Inlet air enters the engine via a circular plenum near the rear of the engine and flows forward through the successive compressor stages. The flow is directed outward by the centrifugal compressor stage through radial diffusers before entering the combustion chamber, where the flow direction is actually reversed. The gases produced by combustion are once again reversed to expand forward through each turbine stage. After leaving the turbines, the gases are collected in a peripheral exhaust scroll and are discharged to the atmosphere through two exhaust ports near the front of the engine.

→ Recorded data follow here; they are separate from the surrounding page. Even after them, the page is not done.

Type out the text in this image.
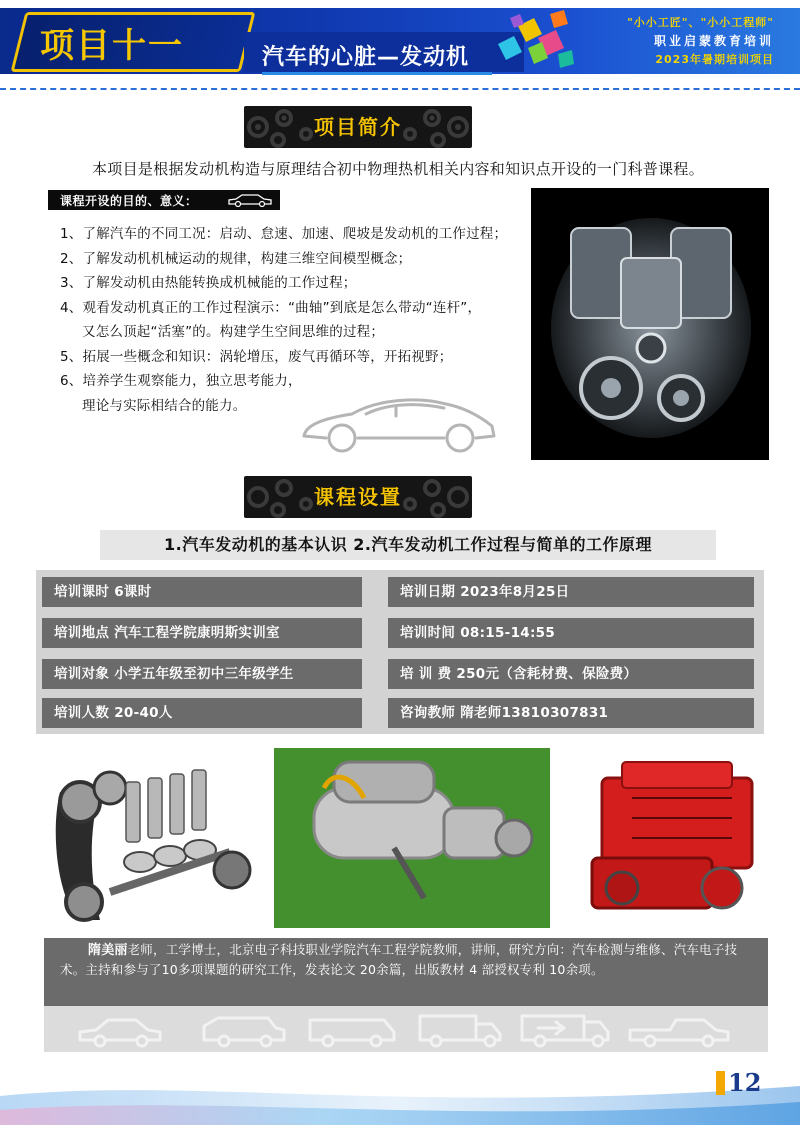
项目十一	汽车的心脏—发动机
"小小工匠"、"小小工程师"
职业启蒙教育培训
2023年暑期培训项目
项目简介
本项目是根据发动机构造与原理结合初中物理热机相关内容和知识点开设的一门科普课程。
课程开设的目的、意义：
1、了解汽车的不同工况：启动、怠速、加速、爬坡是发动机的工作过程；
2、了解发动机机械运动的规律，构建三维空间模型概念；
3、了解发动机由热能转换成机械能的工作过程；
4、观看发动机真正的工作过程演示：“曲轴”到底是怎么带动“连杆”，
又怎么顶起“活塞”的。构建学生空间思维的过程；
5、拓展一些概念和知识：涡轮增压，废气再循环等，开拓视野；
6、培养学生观察能力，独立思考能力，
理论与实际相结合的能力。
课程设置
1.汽车发动机的基本认识 2.汽车发动机工作过程与简单的工作原理
培训课时 6课时	培训日期 2023年8月25日
培训地点 汽车工程学院康明斯实训室	培训时间 08:15-14:55
培训对象 小学五年级至初中三年级学生	培 训 费 250元（含耗材费、保险费）
培训人数 20-40人	咨询教师 隋老师13810307831
隋美丽老师，工学博士，北京电子科技职业学院汽车工程学院教师，讲师，研究方向：汽车检测与维修、汽车电子技术。主持和参与了10多项课题的研究工作，发表论文 20余篇，出版教材 4 部授权专利 10余项。
12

A pneumatic fuel control system schedules fuel flow to maintain the power set by the gas generator power lever. Except in the beta range, propeller speed within the governing range remains constant at any selected propeller control lever position through the action of a propeller governor.

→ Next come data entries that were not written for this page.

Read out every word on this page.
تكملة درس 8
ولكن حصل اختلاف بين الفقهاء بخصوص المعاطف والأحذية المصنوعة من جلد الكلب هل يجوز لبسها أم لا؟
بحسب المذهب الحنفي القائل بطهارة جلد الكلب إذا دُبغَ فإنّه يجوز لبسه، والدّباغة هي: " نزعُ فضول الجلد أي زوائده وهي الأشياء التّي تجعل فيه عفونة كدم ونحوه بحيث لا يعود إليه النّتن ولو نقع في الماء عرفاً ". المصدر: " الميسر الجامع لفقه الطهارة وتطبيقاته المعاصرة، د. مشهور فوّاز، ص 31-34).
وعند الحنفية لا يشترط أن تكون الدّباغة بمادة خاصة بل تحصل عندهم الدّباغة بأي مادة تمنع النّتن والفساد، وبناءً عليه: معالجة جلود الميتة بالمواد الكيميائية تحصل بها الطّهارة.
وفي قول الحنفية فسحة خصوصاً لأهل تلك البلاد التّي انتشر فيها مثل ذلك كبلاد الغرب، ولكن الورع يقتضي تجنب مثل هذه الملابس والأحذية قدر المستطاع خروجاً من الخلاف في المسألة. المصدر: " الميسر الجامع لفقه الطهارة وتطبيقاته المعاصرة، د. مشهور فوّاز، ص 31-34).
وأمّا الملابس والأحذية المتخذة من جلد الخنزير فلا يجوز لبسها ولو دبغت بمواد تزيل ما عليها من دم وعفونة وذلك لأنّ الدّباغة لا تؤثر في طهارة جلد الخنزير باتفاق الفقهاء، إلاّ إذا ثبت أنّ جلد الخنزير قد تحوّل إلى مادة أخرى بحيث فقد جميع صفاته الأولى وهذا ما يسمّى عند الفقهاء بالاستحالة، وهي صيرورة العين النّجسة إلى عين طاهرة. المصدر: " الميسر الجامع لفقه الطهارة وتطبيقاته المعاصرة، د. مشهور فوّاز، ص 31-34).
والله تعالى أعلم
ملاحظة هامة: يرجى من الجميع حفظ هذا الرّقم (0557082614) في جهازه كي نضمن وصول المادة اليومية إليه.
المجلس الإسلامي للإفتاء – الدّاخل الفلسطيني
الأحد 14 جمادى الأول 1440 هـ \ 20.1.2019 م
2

The accessory drive at the aft end of the engine provides power to drive fuel pumps, fuel control, oil pumps, a starter/ generator, and a tachometer transmitter. At this point, the speed of the drive (N1) is the true speed of the compressor side of the engine, approximately 37,500 rpm.

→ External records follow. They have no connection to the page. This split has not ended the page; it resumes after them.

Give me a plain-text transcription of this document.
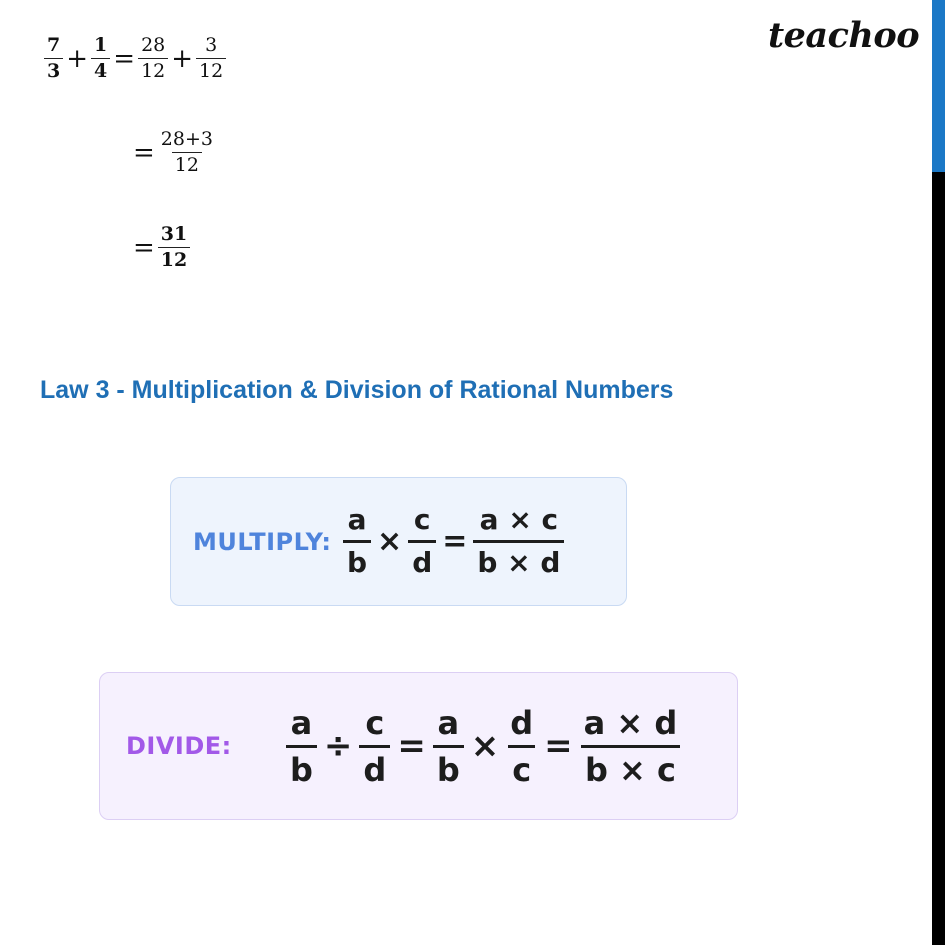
teachoo
$\frac{7}{3} + \frac{1}{4} = \frac{28}{12} + \frac{3}{12}$
= $\frac{28+3}{12}$
= $\frac{31}{12}$
Law 3 - Multiplication & Division of Rational Numbers
MULTIPLY: $\frac{a}{b} \times \frac{c}{d} = \frac{a \times c}{b \times d}$
DIVIDE:	$\frac{a}{b} \div \frac{c}{d} = \frac{a}{b} \times \frac{d}{c} = \frac{a \times d}{b \times c}$
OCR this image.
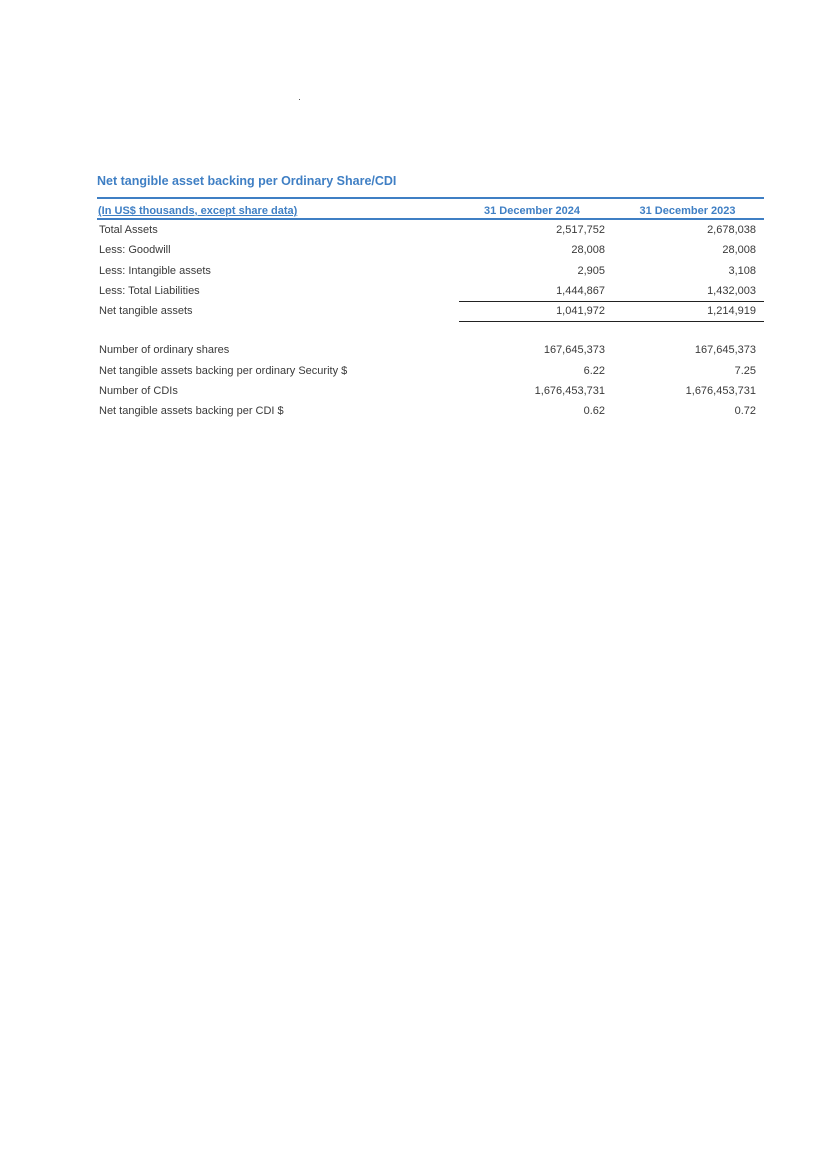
Net tangible asset backing per Ordinary Share/CDI
(In US$ thousands, except share data)	31 December 2024	31 December 2023
Total Assets	2,517,752	2,678,038
Less: Goodwill	28,008	28,008
Less: Intangible assets	2,905	3,108
Less: Total Liabilities	1,444,867	1,432,003
Net tangible assets	1,041,972	1,214,919
Number of ordinary shares	167,645,373	167,645,373
Net tangible assets backing per ordinary Security $	6.22	7.25
Number of CDIs	1,676,453,731	1,676,453,731
Net tangible assets backing per CDI $	0.62	0.72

Powerplant (engine and propeller) operation is achieved by three sets of controls for each engine: the power lever, propeller lever, and condition lever. [Figure 14-6] The power lever serves to control engine power in the range from idle through takeoff power. Forward or aft motion of the power lever increases or decreases gas generator rpm (N1) and thereby increases or decreases engine power. The propeller lever is operated conventionally and controls the constant-speed propellers through the primary governor. The propeller rpm range is normally from 1,500 to 1,900. The condition lever controls the flow of fuel to the engine. Like the mixture lever in a piston-powered airplane, the condition lever is located at the far right of the power quadrant. But the condition lever on a turboprop engine is really just an on/off valve for delivering fuel. There are HIGH IDLE and LOW IDLE positions for ground operations, but condition levers have no metering function. Leaning is not required in turbine engines; this function is performed automatically by a dedicated fuel control unit.
Engine instruments in a split shaft/free turbine engine typically consist of the following basic indicators. [Figure 14-7]
- ITT indicator
- Propeller tachometer
- N1 (gas generator) tachometer
- Fuel flow indicator
- Oil temperature/pressure indicator
The ITT indicator gives an instantaneous reading of engine gas temperature between the compressor turbine and the power turbines. The torquemeter responds to power lever movement and gives an indication in foot-pounds (ft/lb) of the torque being applied to the propeller. Because in the free turbine engine the propeller is not attached physically to the shaft of the gas turbine engine, two tachometers are justified—one for the propeller and one for the gas generator. The propeller tachometer is read directly in revolutions per minute. The N1 or gas generator is read in percent of rpm. In the Pratt & Whitney PT-6 engine, it is based on a figure of 37,000 rpm at 100 percent. Maximum continuous gas generator is limited to 38,100 rpm or 101.5 percent N1.
The ITT indicator and torquemeter are used to set takeoff power. Climb and cruise power are established with the torquemeter and propeller tachometer while observing ITT limits. Gas generator (N1) operation is monitored by the gas generator tachometer. Proper observation and interpretation of these instruments provide an indication of engine performance and condition.